Triumph:  After three hours of sleep (and six over the past two nights), I throw on a sports coat and baseball cap, and head back to the airport.  The crack-of-dawn flight to Austin arrives without delay.  Listening to Busta’s “Fire it Up” fires me up as we pull into the gate.

Trauma: The taxi driver approaches the festival from the wrong direction and leaves me and my bags several blocks from the festival.  It is 12:30pm, showtime, and I’m yanking my bags towards the festival, hotter and messier than Snooki after a night of Smirnoff.

Triumph: I scramble over to the lecture tent and am literally rolling my bags to the stage as the moderator is poised to give his introduction.  Like a hot potato, I’m mic-ed up and taken to my chair on the stage.  The moderator — Mark Sayre, sommelier at the Austin Four Seasons’ Trio and just named one of Wine & Spirits’ 7 Best Sommeliers — provides a masterful introduction.  It is soon evident that my book tour co-speaker, the Austin Chronicle’s Wes Marshall and author of the terrific What’s a Wine Lover to Do?, has a practical, anti-snob approach like my own, and we mesh well.  The audience can feel the love and responds in kind, with smart questions and generous enthusiasm.

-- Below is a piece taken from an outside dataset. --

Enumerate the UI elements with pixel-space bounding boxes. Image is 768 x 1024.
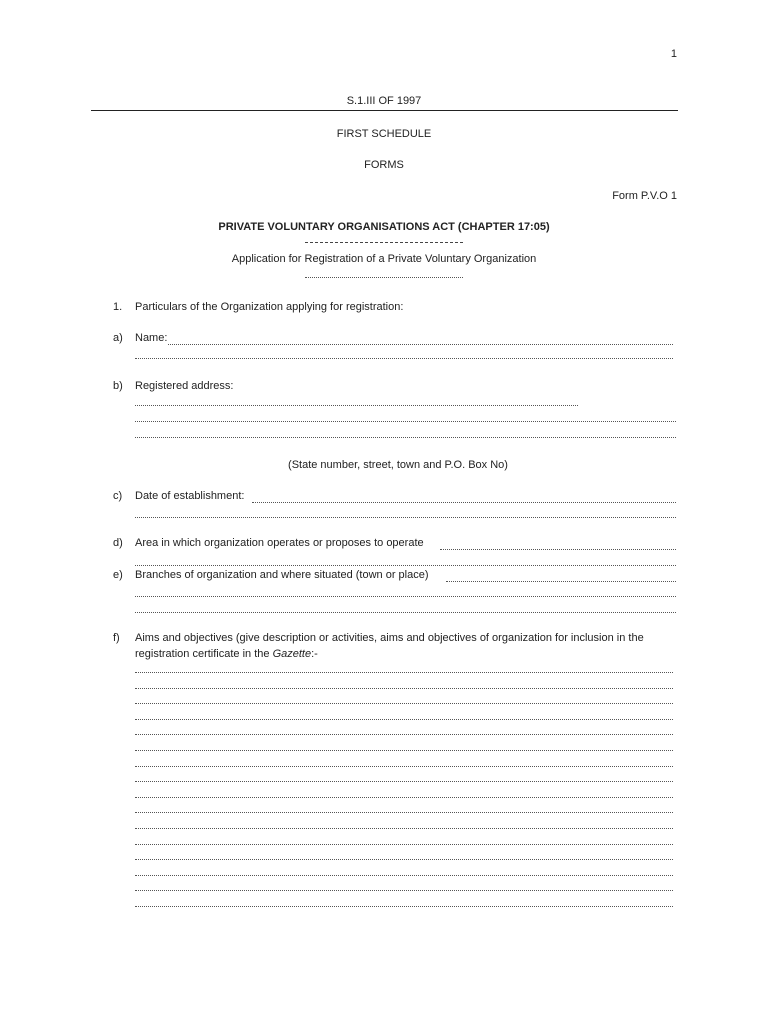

Trauma:  Wes and I are booked for a post-lecture radio interview in the Senate Hearings Chamber of the nearby Texas State Capitol.  I haul my bags over to the building, up innumerable steps, and into the marble lobby, where security is tight as a knot, likely because Karl Rove is also on the grounds to speak at the festival.  One of the many policemen – actually, a Texas Ranger, craggily, Stetson-ed and fully exuding the words “lethal force” – spots me and demands that I open my suitcase for a search.  As tourists stream by, I drop to my knees ands struggle to open the suitcase, grateful that I left my foil-covered cuke at home.

Truimph:  The interview is great fun and Wes, his wife Emily, and I repair to Max’s Wine Dive.  It’s the end of this leg of the book tour. All is made right by the combination of a Nickel + Nickel Chardonnay and the restaurant’s signature “Texas Poutine,” an orgy of grit fries, bacon gravy, cheese curs, and house-made pickled jalapenos.